P2X(1) receptors for ATP are ligand- gated cation channels expressed on a range of smooth muscle preparations and blood platelets. The receptors appear to be clustered close to sympathetic nerve varicosities and mediate the underlying membrane potential changes and constriction following nerve stimulation in a range of arteries and resistance arterioles. In this study we have used discontinuous sucrose density gradients, Western blot analysis, and cholesterol measurements to show that recombinant and smooth muscle ( rat tail artery, vas deferens, and bladder) P2X(1) receptors are present in cholesterol- rich lipid rafts and co- localize with the lipid raft markers flotillin- 1 and - 2. Lipid rafts are specialized lipid membrane microdomains involved in signaling and trafficking.

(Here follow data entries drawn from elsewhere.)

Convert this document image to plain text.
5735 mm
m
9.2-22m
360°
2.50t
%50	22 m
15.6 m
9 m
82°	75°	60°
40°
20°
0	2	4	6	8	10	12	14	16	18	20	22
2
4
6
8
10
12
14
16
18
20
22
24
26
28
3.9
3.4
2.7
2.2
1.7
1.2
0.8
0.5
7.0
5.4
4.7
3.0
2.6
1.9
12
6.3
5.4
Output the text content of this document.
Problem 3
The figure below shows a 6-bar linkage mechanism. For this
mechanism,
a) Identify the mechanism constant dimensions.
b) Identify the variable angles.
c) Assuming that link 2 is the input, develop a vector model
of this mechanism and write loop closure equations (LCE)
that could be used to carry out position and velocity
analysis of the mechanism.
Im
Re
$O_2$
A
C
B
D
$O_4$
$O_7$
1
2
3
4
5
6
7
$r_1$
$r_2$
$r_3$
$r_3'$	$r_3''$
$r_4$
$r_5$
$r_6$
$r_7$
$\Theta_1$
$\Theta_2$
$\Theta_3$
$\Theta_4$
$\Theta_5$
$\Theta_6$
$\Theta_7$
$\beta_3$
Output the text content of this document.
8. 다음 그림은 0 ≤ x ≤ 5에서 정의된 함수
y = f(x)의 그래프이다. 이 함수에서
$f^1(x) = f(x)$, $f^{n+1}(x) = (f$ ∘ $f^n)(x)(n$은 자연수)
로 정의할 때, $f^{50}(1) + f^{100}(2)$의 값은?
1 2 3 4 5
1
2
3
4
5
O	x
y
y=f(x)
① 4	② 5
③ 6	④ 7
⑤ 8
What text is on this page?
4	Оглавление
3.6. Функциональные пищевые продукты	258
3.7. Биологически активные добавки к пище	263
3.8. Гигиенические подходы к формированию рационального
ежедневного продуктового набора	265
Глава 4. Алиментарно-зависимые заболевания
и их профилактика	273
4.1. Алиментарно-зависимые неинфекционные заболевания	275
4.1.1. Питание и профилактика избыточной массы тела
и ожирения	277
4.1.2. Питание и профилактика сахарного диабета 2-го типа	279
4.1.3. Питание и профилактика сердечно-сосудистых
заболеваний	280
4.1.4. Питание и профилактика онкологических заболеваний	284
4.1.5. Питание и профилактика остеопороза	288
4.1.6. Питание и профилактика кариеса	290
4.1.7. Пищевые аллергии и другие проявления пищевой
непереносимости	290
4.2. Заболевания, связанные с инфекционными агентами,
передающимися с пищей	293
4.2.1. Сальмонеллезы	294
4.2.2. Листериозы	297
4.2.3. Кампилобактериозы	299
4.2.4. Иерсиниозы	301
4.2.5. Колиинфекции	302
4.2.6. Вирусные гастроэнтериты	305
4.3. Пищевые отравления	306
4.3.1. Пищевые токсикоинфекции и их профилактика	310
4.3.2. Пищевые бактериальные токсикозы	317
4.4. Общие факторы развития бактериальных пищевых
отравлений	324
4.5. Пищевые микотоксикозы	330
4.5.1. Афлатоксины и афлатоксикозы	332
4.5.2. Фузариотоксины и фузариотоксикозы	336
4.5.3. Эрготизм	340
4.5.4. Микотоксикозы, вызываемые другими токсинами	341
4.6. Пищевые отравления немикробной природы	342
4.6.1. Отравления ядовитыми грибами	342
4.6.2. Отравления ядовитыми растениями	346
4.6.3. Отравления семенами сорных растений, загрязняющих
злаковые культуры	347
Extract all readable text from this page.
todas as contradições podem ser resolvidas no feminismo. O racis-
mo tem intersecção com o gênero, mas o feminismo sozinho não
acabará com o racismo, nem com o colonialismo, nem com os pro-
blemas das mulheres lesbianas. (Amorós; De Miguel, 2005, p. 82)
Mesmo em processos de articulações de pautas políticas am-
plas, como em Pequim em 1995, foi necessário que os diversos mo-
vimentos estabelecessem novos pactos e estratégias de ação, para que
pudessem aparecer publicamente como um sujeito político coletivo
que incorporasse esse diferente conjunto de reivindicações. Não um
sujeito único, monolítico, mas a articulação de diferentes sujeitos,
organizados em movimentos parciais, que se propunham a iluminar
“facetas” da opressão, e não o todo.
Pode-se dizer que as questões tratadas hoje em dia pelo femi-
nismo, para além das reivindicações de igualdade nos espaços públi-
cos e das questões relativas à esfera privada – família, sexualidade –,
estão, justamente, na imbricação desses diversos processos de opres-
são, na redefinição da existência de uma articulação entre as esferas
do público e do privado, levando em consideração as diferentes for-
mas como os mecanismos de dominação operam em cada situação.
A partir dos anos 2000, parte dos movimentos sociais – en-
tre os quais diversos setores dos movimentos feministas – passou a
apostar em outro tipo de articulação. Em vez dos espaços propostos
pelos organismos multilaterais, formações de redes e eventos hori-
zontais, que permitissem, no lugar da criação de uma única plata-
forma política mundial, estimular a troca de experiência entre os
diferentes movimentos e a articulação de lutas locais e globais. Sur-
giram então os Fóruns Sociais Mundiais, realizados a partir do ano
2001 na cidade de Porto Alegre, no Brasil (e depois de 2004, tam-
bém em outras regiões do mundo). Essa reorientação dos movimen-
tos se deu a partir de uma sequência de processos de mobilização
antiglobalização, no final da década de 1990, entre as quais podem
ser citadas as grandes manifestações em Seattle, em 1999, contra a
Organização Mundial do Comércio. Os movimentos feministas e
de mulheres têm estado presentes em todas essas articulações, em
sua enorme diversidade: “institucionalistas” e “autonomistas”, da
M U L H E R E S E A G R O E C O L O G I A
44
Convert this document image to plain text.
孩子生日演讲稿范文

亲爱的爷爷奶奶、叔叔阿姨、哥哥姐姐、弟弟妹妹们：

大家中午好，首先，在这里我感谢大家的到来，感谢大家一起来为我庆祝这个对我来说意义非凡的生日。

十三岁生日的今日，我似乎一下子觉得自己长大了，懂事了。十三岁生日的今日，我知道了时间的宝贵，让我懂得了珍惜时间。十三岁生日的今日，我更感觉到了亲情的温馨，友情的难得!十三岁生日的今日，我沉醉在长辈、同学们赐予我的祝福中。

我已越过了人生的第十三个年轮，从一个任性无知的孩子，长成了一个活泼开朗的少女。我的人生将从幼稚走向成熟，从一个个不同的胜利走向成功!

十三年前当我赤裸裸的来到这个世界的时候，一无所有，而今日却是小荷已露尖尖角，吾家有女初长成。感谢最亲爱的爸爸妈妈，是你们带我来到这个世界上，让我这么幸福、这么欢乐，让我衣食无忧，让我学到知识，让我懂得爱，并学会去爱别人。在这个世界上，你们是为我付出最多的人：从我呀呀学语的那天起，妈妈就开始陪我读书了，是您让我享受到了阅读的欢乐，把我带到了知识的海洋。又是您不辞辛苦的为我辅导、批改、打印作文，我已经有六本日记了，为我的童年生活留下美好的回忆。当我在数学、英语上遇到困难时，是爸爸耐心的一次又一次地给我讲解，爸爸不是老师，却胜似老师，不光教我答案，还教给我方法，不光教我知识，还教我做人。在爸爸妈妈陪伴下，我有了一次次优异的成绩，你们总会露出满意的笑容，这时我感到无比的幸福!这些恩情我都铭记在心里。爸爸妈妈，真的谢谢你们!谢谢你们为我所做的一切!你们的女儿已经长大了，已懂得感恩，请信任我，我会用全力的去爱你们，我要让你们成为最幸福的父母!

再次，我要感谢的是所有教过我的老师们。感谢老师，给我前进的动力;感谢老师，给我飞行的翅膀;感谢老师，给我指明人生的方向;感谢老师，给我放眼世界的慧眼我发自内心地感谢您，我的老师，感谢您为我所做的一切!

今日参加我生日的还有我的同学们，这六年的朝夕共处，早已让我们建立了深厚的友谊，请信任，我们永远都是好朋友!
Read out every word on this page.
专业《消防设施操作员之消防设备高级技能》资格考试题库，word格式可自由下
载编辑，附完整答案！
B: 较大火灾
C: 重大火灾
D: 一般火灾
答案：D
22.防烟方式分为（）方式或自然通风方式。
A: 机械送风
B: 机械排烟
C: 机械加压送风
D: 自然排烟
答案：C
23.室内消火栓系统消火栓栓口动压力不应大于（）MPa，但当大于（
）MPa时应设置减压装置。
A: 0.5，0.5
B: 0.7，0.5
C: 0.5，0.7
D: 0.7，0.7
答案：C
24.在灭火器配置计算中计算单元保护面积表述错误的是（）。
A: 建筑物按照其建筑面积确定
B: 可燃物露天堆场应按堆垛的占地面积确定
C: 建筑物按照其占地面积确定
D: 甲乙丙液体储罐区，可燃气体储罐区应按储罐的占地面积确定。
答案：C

To determine whether lipid raft association was essential for P2X(1) receptor channel function we used the cholesterol- depleting agent methyl-beta cyclodextrin ( 10 mM for 1 h). This led to a redistribution of the P2X(1) receptor throughout the sucrose gradient and reduced P2X(1) receptor- mediated ( alpha, beta-methylene ATP, 10 mu M) currents in HEK293 cells by > 90% and contractions of the rat tail artery by similar to 50%. However contractions evoked by potassium chloride ( 60 mM) were unaffected by methyl- beta- cyclodextrin and the inactive analogue alpha- cyclodextrin had no effect on P2X(1) receptor- mediated currents or contractions. P2X(1) receptors are subject to ongoing regulation by receptors and kinases, and the present results suggest that lipid rafts are an essential component in the maintenance of these localized signaling domains and play an important role in P2X(1) receptor- mediated control of arteries.